By 2040, the world will need to add the equivalent of India and China’s current energy system to meet the demands of a surging global population and rising incomes. Among all other forms of energy, solar PV (photovoltaic system) is forecasted to see the largest and fastest growth in new capacity additions as prices continue to plummet and world governments enact policy favoring renewables.
The claims above, which come from the International Energy Agency’s (IEA) just-released World Energy Outlook 2017, is constructive for one of our favorite stocks, SolarEdge Technologies (SEDG), held in our Global Resources Fund (PSPFX). The company was up more than 202 percent in 2017 as of November 13, jumping nearly 20 percent in a single day last week after record revenues and profitability were announced for the third quarter. The S&P 500 Energy Index, by comparison, has delivered negative returns for the year.

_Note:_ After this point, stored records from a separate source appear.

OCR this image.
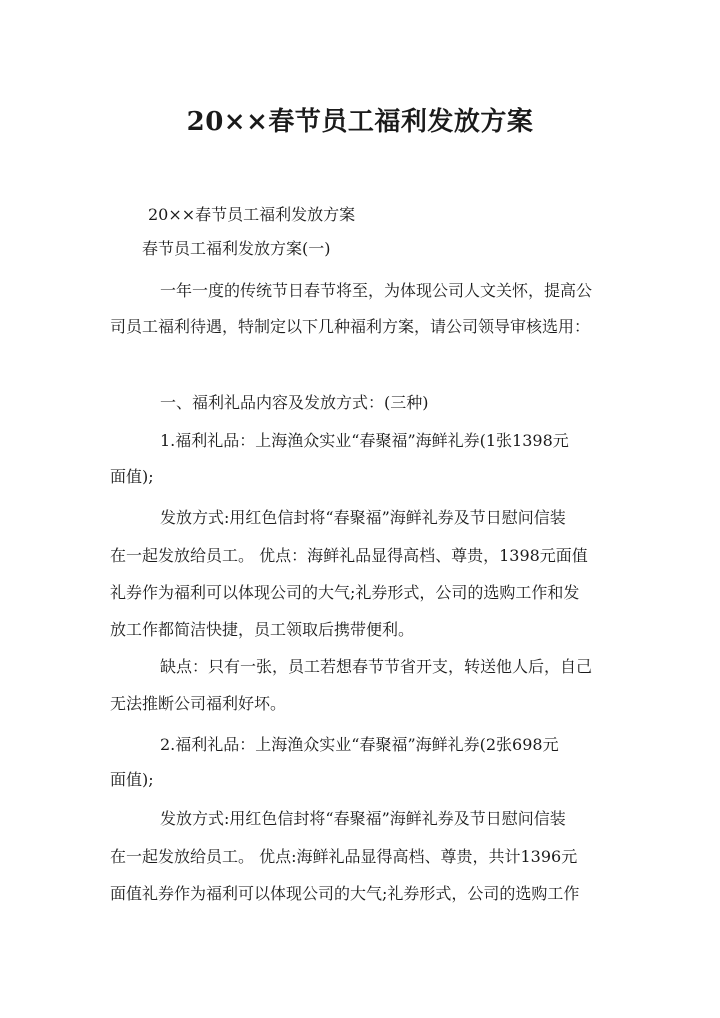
20××春节员工福利发放方案
20××春节员工福利发放方案
春节员工福利发放方案(一)
一年一度的传统节日春节将至，为体现公司人文关怀，提高公
司员工福利待遇，特制定以下几种福利方案，请公司领导审核选用：
一、福利礼品内容及发放方式：(三种)
1.福利礼品：上海渔众实业“春聚福”海鲜礼券(1张1398元
面值);
发放方式:用红色信封将“春聚福”海鲜礼券及节日慰问信装
在一起发放给员工。 优点：海鲜礼品显得高档、尊贵，1398元面值
礼券作为福利可以体现公司的大气;礼券形式，公司的选购工作和发
放工作都简洁快捷，员工领取后携带便利。
缺点：只有一张，员工若想春节节省开支，转送他人后，自己
无法推断公司福利好坏。
2.福利礼品：上海渔众实业“春聚福”海鲜礼券(2张698元
面值);
发放方式:用红色信封将“春聚福”海鲜礼券及节日慰问信装
在一起发放给员工。 优点:海鲜礼品显得高档、尊贵，共计1396元
面值礼券作为福利可以体现公司的大气;礼券形式，公司的选购工作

As I told you back in May, we managed to buy shares of SolarEdge and other renewable names [tracking #USGL-2017-05-24-0161] after they contracted last November on fears that the incoming Donald Trump administration would curtail incentives for “green” energy capacity additions. We saw the correction as a prime buying opportunity, a move that helped drive performance in PSPFX, which was up 13.6 percent as of November 13.
SolarEdge at the Cutting Edge of the Solar Market
Our bet on SolarEdge—which made up 1.39 percent of PSPFX as of September 30—continued to pay off as the company just closed out a stellar third quarter. During the earnings call last week, founder and CEO Guy Sella reported record revenue of $166.6 million, up 30 percent from the same quarter last year; record cash flow generation of $33.6 million; and net income of $28 million, with diluted earnings per share at $0.61. This beat consensus estimates by 11 cents. Gross margins stood at 35 percent for the quarter. Oh, and the company has carried absolutely no debt for at least the past year.